Рассказ гостя Каме показался неинтересным и она, лежа на спине с Кемальчиком, сидящим на ней верхом, прислушалась к голосу брата, доносящемуся с веранды.
Оказывается, Робинзон на своем острове внезапно заболел лихорадкой, испугался, стал каяться в непослушании отцу и попытался лечиться водкой, сделав настойку из табачных листьев. Навей довольно правильно догадался, что ром это нечто вроде водки.
– А-а-а, – язвительно проговорила бабушка и, придержав челнок в правой руке, взглянула на внука: – Как подперло, так вспомнил отца! А когда отец учил его уму-разуму – не слушался. Так оно и бывает! Запомни! Хороший человек старается жить и умереть там, где он родился. Нехороший человек твой Робинзон!
– Бабушка, – воскликнул внук, – если ты будешь так говорить, я тебе ничего не стану рассказывать!

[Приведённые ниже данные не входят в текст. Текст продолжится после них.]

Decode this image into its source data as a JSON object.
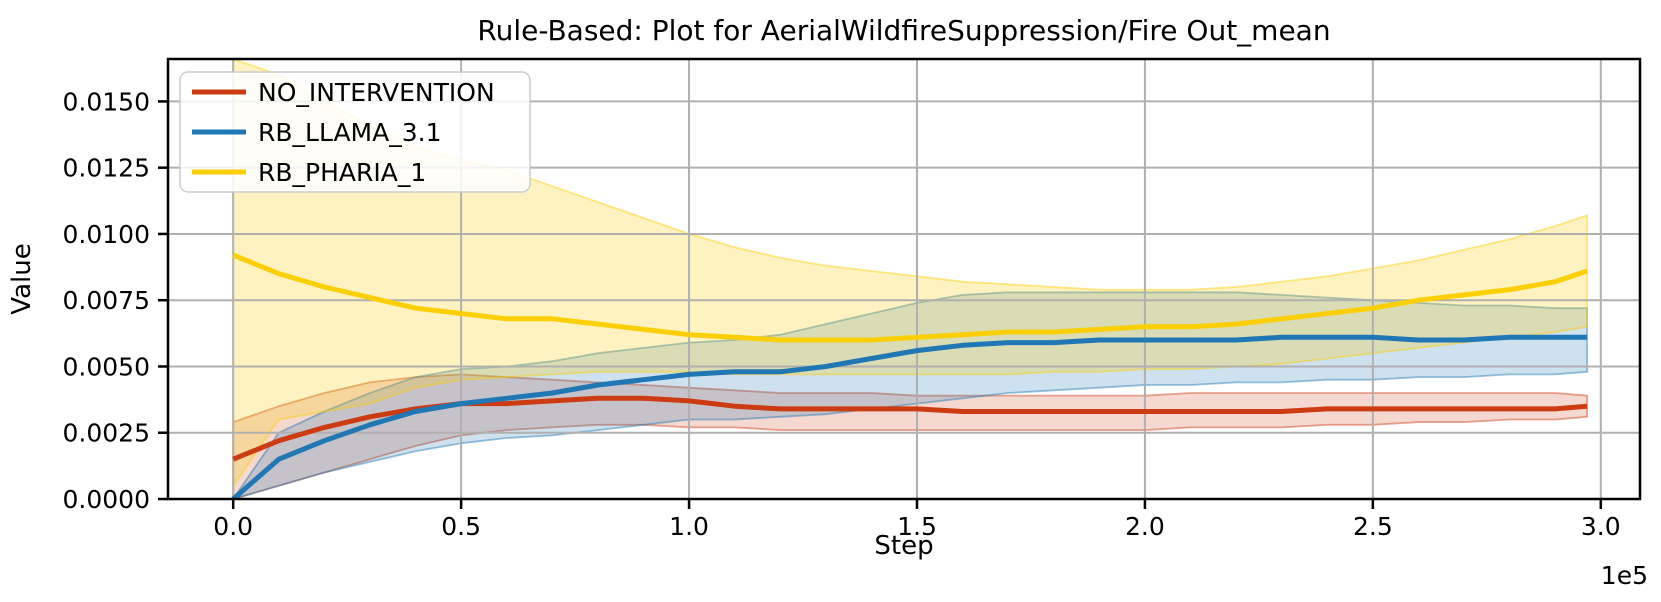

– Читай и рассказывай! Мне бы только узнать, чем это все кончится, иначе бы я и слушать про твоего Робинзона не стала. Он даже не знает, что во время лихорадки надо пить водку с перцем, а не совать туда табачные листья. Дуралей он и есть дуралей! Нечего заступаться за него! Лучше принеси мне из кухни огня!
Она взяла со скамейки, стоявшей рядом, трубку с длинным мундштуком и, когда внук принес из кухни небольшую головешку, прикурила от нее и, с удовольствием распрямив спину, потягивая дым, оглядела двор. Навей отнес головешку в кухню и зашвырнул ее в очаг. Вернувшись, он поудобней уселся на своей скамейке и положил книгу на колени.
– Талдычь дальше! – сказала бабка, не глядя на внука. Мальчику было неприятно слышать такие слова, но он смолчал. Ему почему-то нужен был слушатель, хоть и не понимающий русского языка, но все-таки слушатель. Бабка осторожно положила на скамейку дымящуюся трубку и взялась за челнок, под щелканье которого Навей продолжил чтение, все больше и больше воодушевляясь от собственного голоса.
Братья на приусадебном поле затянули песню. Сандро внимательно прислушался к ним, всем своим видом показывая, что он и не собирался ограничивать свою любовь к пению знанием только застольных мелодий.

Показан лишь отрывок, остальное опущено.